Special Report

June 5, 2011

The 12-year intrigue around FoI in the National Assembly

BY EMMANUEL AZIKEN

Only few Nigerians would have been spectacularly positioned as Chief Nduka Irabor, the former journalist who served a prison sentence for publishing an exclusive story to champion open access to official documents.

Irabor and Tunde Thompson were punished by the Muhammadu Buhari junta for publishing diplomatic postings about to be made by the junta in 1984. It was as such remarkable that following his election as a member of the House of Representatives representing Ika Federal Constituency of Delta State in 1999 that Irabor became a point man for the Freedom of Information Coalition that first articulated a bill to open government information to the public.

The coalition members were led to Irabor in 1999 by Edetan Ojo, a former journalist who, remarkably, had worked as a journalist in The Guardian under Irabor.

The bill and the enthusiasm of the coalition members were welcomed by Irabor who eventually brought the bill to his fellow members in the G 16. The G 16 was famed in its influence in dictating the legislative course of the House. Among the members were other young men like Nze Chidi Duru (Aguata, Anambra) and the late Tony Anyanwu from Imo State. Also supportive of the bill was Dr. Jerry Ugwoke who had come from the United States of America where the Freedom of Information Act had become operational for some time.

Progression of the bill was immediately stalled by two factors. In the House of Representatives, many of the lawmakers were apprehensive that, given what they regarded as the awesome powers of the press, FOI Act would turn out to giving the press far more too power.

Besides, progress on the bill was stalled by the Obasanjo factor. President Olusegun Obasanjo was reportedly not disposed to any legislative proposal that did not come from him.

So for much of the time of the first House of Representatives of the fourth republic, the bill did not make much progress despite the efforts of Irabor and his G16.

In the Senate, the bill was a no-comer. It simply was not even considered for progress.
“The problem was mutual suspicion, nobody trusted the motive of the bill,” Irabor told Sunday Vanguard in a telephone interview.

“The public then was more interested in salacious stories such as the entitlements of legislators and furniture allowance and all that,” Irabor added.
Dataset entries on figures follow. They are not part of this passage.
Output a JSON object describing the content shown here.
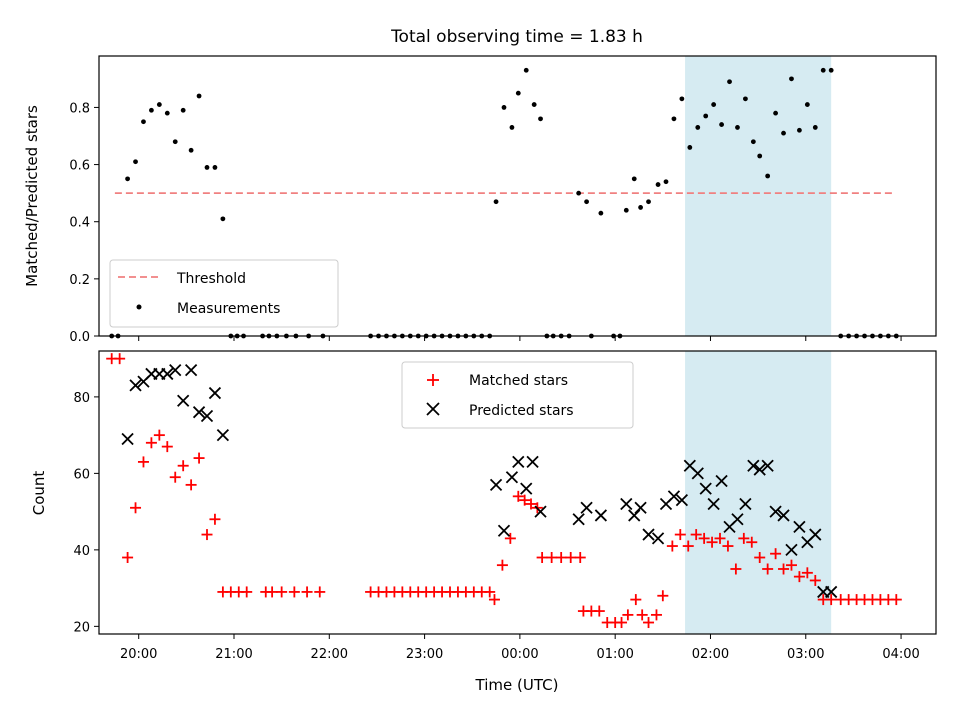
{
  "title": "Total observing time = 1.83 h",
  "colors": {
    "threshold": "#f08080",
    "measurements": "#000000",
    "matched": "#ff0000",
    "predicted": "#000000",
    "highlight": "#add8e6"
  },
  "chart_data": [
    {
      "type": "scatter",
      "ylabel": "Matched/Predicted stars",
      "ylim": [
        0,
        0.98
      ],
      "yticks": [
        0.0,
        0.2,
        0.4,
        0.6,
        0.8
      ],
      "ytick_labels": [
        "0.0",
        "0.2",
        "0.4",
        "0.6",
        "0.8"
      ],
      "legend": {
        "placement": "lower-left",
        "entries": [
          "Threshold",
          "Measurements"
        ]
      },
      "highlight_span": {
        "start": "01:44",
        "end": "03:16"
      },
      "threshold": {
        "name": "Threshold",
        "y": 0.5,
        "x_start": "19:45",
        "x_end": "03:55"
      },
      "series": [
        {
          "name": "Measurements",
          "points": [
            [
              "19:43",
              0
            ],
            [
              "19:47",
              0
            ],
            [
              "19:53",
              0.55
            ],
            [
              "19:58",
              0.61
            ],
            [
              "20:03",
              0.75
            ],
            [
              "20:08",
              0.79
            ],
            [
              "20:13",
              0.81
            ],
            [
              "20:18",
              0.78
            ],
            [
              "20:23",
              0.68
            ],
            [
              "20:28",
              0.79
            ],
            [
              "20:33",
              0.65
            ],
            [
              "20:38",
              0.84
            ],
            [
              "20:43",
              0.59
            ],
            [
              "20:48",
              0.59
            ],
            [
              "20:53",
              0.41
            ],
            [
              "20:58",
              0
            ],
            [
              "21:02",
              0
            ],
            [
              "21:06",
              0
            ],
            [
              "21:18",
              0
            ],
            [
              "21:22",
              0
            ],
            [
              "21:27",
              0
            ],
            [
              "21:33",
              0
            ],
            [
              "21:39",
              0
            ],
            [
              "21:47",
              0
            ],
            [
              "21:56",
              0
            ],
            [
              "22:26",
              0
            ],
            [
              "22:31",
              0
            ],
            [
              "22:36",
              0
            ],
            [
              "22:41",
              0
            ],
            [
              "22:46",
              0
            ],
            [
              "22:51",
              0
            ],
            [
              "22:56",
              0
            ],
            [
              "23:01",
              0
            ],
            [
              "23:06",
              0
            ],
            [
              "23:11",
              0
            ],
            [
              "23:16",
              0
            ],
            [
              "23:21",
              0
            ],
            [
              "23:26",
              0
            ],
            [
              "23:31",
              0
            ],
            [
              "23:36",
              0
            ],
            [
              "23:41",
              0
            ],
            [
              "23:45",
              0.47
            ],
            [
              "23:50",
              0.8
            ],
            [
              "23:55",
              0.73
            ],
            [
              "23:59",
              0.85
            ],
            [
              "00:04",
              0.93
            ],
            [
              "00:09",
              0.81
            ],
            [
              "00:13",
              0.76
            ],
            [
              "00:17",
              0
            ],
            [
              "00:21",
              0
            ],
            [
              "00:26",
              0
            ],
            [
              "00:31",
              0
            ],
            [
              "00:45",
              0
            ],
            [
              "00:59",
              0
            ],
            [
              "01:03",
              0
            ],
            [
              "00:37",
              0.5
            ],
            [
              "00:42",
              0.47
            ],
            [
              "00:51",
              0.43
            ],
            [
              "01:07",
              0.44
            ],
            [
              "01:12",
              0.55
            ],
            [
              "01:16",
              0.45
            ],
            [
              "01:21",
              0.47
            ],
            [
              "01:27",
              0.53
            ],
            [
              "01:32",
              0.54
            ],
            [
              "01:37",
              0.76
            ],
            [
              "01:42",
              0.83
            ],
            [
              "01:47",
              0.66
            ],
            [
              "01:52",
              0.73
            ],
            [
              "01:57",
              0.77
            ],
            [
              "02:02",
              0.81
            ],
            [
              "02:07",
              0.74
            ],
            [
              "02:12",
              0.89
            ],
            [
              "02:17",
              0.73
            ],
            [
              "02:22",
              0.83
            ],
            [
              "02:27",
              0.68
            ],
            [
              "02:31",
              0.63
            ],
            [
              "02:36",
              0.56
            ],
            [
              "02:41",
              0.78
            ],
            [
              "02:46",
              0.71
            ],
            [
              "02:51",
              0.9
            ],
            [
              "02:56",
              0.72
            ],
            [
              "03:01",
              0.81
            ],
            [
              "03:06",
              0.73
            ],
            [
              "03:11",
              0.93
            ],
            [
              "03:16",
              0.93
            ],
            [
              "03:22",
              0
            ],
            [
              "03:27",
              0
            ],
            [
              "03:32",
              0
            ],
            [
              "03:37",
              0
            ],
            [
              "03:42",
              0
            ],
            [
              "03:47",
              0
            ],
            [
              "03:52",
              0
            ],
            [
              "03:57",
              0
            ]
          ]
        }
      ]
    },
    {
      "type": "scatter",
      "xlabel": "Time (UTC)",
      "ylabel": "Count",
      "ylim": [
        18,
        92
      ],
      "yticks": [
        20,
        40,
        60,
        80
      ],
      "ytick_labels": [
        "20",
        "40",
        "60",
        "80"
      ],
      "xticks": [
        "20:00",
        "21:00",
        "22:00",
        "23:00",
        "00:00",
        "01:00",
        "02:00",
        "03:00",
        "04:00"
      ],
      "xlim": [
        "19:35",
        "04:22"
      ],
      "legend": {
        "placement": "top-center",
        "entries": [
          "Matched stars",
          "Predicted stars"
        ]
      },
      "highlight_span": {
        "start": "01:44",
        "end": "03:16"
      },
      "series": [
        {
          "name": "Matched stars",
          "marker": "plus",
          "points": [
            [
              "19:43",
              90
            ],
            [
              "19:48",
              90
            ],
            [
              "19:53",
              38
            ],
            [
              "19:58",
              51
            ],
            [
              "20:03",
              63
            ],
            [
              "20:08",
              68
            ],
            [
              "20:13",
              70
            ],
            [
              "20:18",
              67
            ],
            [
              "20:23",
              59
            ],
            [
              "20:28",
              62
            ],
            [
              "20:33",
              57
            ],
            [
              "20:38",
              64
            ],
            [
              "20:43",
              44
            ],
            [
              "20:48",
              48
            ],
            [
              "20:53",
              29
            ],
            [
              "20:58",
              29
            ],
            [
              "21:03",
              29
            ],
            [
              "21:08",
              29
            ],
            [
              "21:20",
              29
            ],
            [
              "21:24",
              29
            ],
            [
              "21:30",
              29
            ],
            [
              "21:38",
              29
            ],
            [
              "21:46",
              29
            ],
            [
              "21:54",
              29
            ],
            [
              "22:26",
              29
            ],
            [
              "22:31",
              29
            ],
            [
              "22:36",
              29
            ],
            [
              "22:41",
              29
            ],
            [
              "22:46",
              29
            ],
            [
              "22:51",
              29
            ],
            [
              "22:56",
              29
            ],
            [
              "23:01",
              29
            ],
            [
              "23:06",
              29
            ],
            [
              "23:11",
              29
            ],
            [
              "23:16",
              29
            ],
            [
              "23:21",
              29
            ],
            [
              "23:26",
              29
            ],
            [
              "23:31",
              29
            ],
            [
              "23:36",
              29
            ],
            [
              "23:41",
              29
            ],
            [
              "23:44",
              27
            ],
            [
              "23:49",
              36
            ],
            [
              "23:54",
              43
            ],
            [
              "23:59",
              54
            ],
            [
              "00:03",
              53
            ],
            [
              "00:07",
              52
            ],
            [
              "00:11",
              51
            ],
            [
              "00:14",
              38
            ],
            [
              "00:20",
              38
            ],
            [
              "00:26",
              38
            ],
            [
              "00:32",
              38
            ],
            [
              "00:38",
              38
            ],
            [
              "00:40",
              24
            ],
            [
              "00:45",
              24
            ],
            [
              "00:50",
              24
            ],
            [
              "00:55",
              21
            ],
            [
              "01:00",
              21
            ],
            [
              "01:04",
              21
            ],
            [
              "01:08",
              23
            ],
            [
              "01:13",
              27
            ],
            [
              "01:17",
              23
            ],
            [
              "01:21",
              21
            ],
            [
              "01:26",
              23
            ],
            [
              "01:30",
              28
            ],
            [
              "01:36",
              41
            ],
            [
              "01:41",
              44
            ],
            [
              "01:46",
              41
            ],
            [
              "01:51",
              44
            ],
            [
              "01:56",
              43
            ],
            [
              "02:01",
              42
            ],
            [
              "02:06",
              43
            ],
            [
              "02:11",
              41
            ],
            [
              "02:16",
              35
            ],
            [
              "02:21",
              43
            ],
            [
              "02:26",
              42
            ],
            [
              "02:31",
              38
            ],
            [
              "02:36",
              35
            ],
            [
              "02:41",
              39
            ],
            [
              "02:46",
              35
            ],
            [
              "02:51",
              36
            ],
            [
              "02:56",
              33
            ],
            [
              "03:01",
              34
            ],
            [
              "03:06",
              32
            ],
            [
              "03:11",
              27
            ],
            [
              "03:16",
              27
            ],
            [
              "03:22",
              27
            ],
            [
              "03:27",
              27
            ],
            [
              "03:32",
              27
            ],
            [
              "03:37",
              27
            ],
            [
              "03:42",
              27
            ],
            [
              "03:47",
              27
            ],
            [
              "03:52",
              27
            ],
            [
              "03:57",
              27
            ]
          ]
        },
        {
          "name": "Predicted stars",
          "marker": "x",
          "points": [
            [
              "19:53",
              69
            ],
            [
              "19:58",
              83
            ],
            [
              "20:03",
              84
            ],
            [
              "20:08",
              86
            ],
            [
              "20:13",
              86
            ],
            [
              "20:18",
              86
            ],
            [
              "20:23",
              87
            ],
            [
              "20:28",
              79
            ],
            [
              "20:33",
              87
            ],
            [
              "20:38",
              76
            ],
            [
              "20:43",
              75
            ],
            [
              "20:48",
              81
            ],
            [
              "20:53",
              70
            ],
            [
              "23:45",
              57
            ],
            [
              "23:50",
              45
            ],
            [
              "23:55",
              59
            ],
            [
              "23:59",
              63
            ],
            [
              "00:04",
              56
            ],
            [
              "00:08",
              63
            ],
            [
              "00:13",
              50
            ],
            [
              "00:37",
              48
            ],
            [
              "00:42",
              51
            ],
            [
              "00:51",
              49
            ],
            [
              "01:07",
              52
            ],
            [
              "01:12",
              49
            ],
            [
              "01:16",
              51
            ],
            [
              "01:21",
              44
            ],
            [
              "01:27",
              43
            ],
            [
              "01:32",
              52
            ],
            [
              "01:37",
              54
            ],
            [
              "01:42",
              53
            ],
            [
              "01:47",
              62
            ],
            [
              "01:52",
              60
            ],
            [
              "01:57",
              56
            ],
            [
              "02:02",
              52
            ],
            [
              "02:07",
              58
            ],
            [
              "02:12",
              46
            ],
            [
              "02:17",
              48
            ],
            [
              "02:22",
              52
            ],
            [
              "02:27",
              62
            ],
            [
              "02:31",
              61
            ],
            [
              "02:36",
              62
            ],
            [
              "02:41",
              50
            ],
            [
              "02:46",
              49
            ],
            [
              "02:51",
              40
            ],
            [
              "02:56",
              46
            ],
            [
              "03:01",
              42
            ],
            [
              "03:06",
              44
            ],
            [
              "03:11",
              29
            ],
            [
              "03:16",
              29
            ]
          ]
        }
      ]
    }
  ]
}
At the inauguration of the 2003 Senate and with the late Senator Tawar Wada as Chairman of the Senate Committee on Information, efforts were made to dig out the bill, but opposition to the bill was all over in the Senate.
In the House of Representatives, though Irabor and many members of his group had left the House in 2003, the stewardship of the bill fell on Abike Dabiri, the former broadcast journalist turned lawmaker.

Dabiri’s efforts were, unlike Irabor and Ugwoke, stymied mostly by  antagonism within the House. Dabiri was equally scorned by some who would otherwise have supported the bill as they alleged she was making fame with her crusade with the bill.

Her persistence failed until the end of the House in 2007.

Meanwhile, outside the House, Irabor continued to mobilize in his own way support for the bill.
Eventually, he sought to shift attention to the issues being raised by many people against the bill. One was the matter of redress.

“After I left the assembly, we tried to reassure the public that a way would be found for the public to address its concern on a way of seeking recourse,” he said.

Following the inauguration of the new National Assembly in 2007, Dabiri pushed on from where she stopped in 2007 and, this time, the FOI Coalition pushed forward its case for the bill. Text messages were repeatedly sent to the lawmakers by coalition members while the media, through the Newspapers Proprietors Association of Nigeria, NPAN, the Nigerian Guild of Editors, NGE and the Nigerian Union of Journalists (NUJ), stepped up support for the bill.

In their campaigns, they sought to reassure the lawmakers that it was not a media bill but a bill for the general public.

In one of the visits to the National Assembly, the NGE President, Mr. Gbenga Adefaye, was pointedly told by Senator David Mark his main opposition against the bill – that provision should be made to punish journalists who publish libel.

While civil society raised objection to the assertion and what many considered as the watering of the original provisions of the bill as first articulated by Ojo and the FOI Coalition, the final product, as assented to by the president, has largely been welcomed as a first step.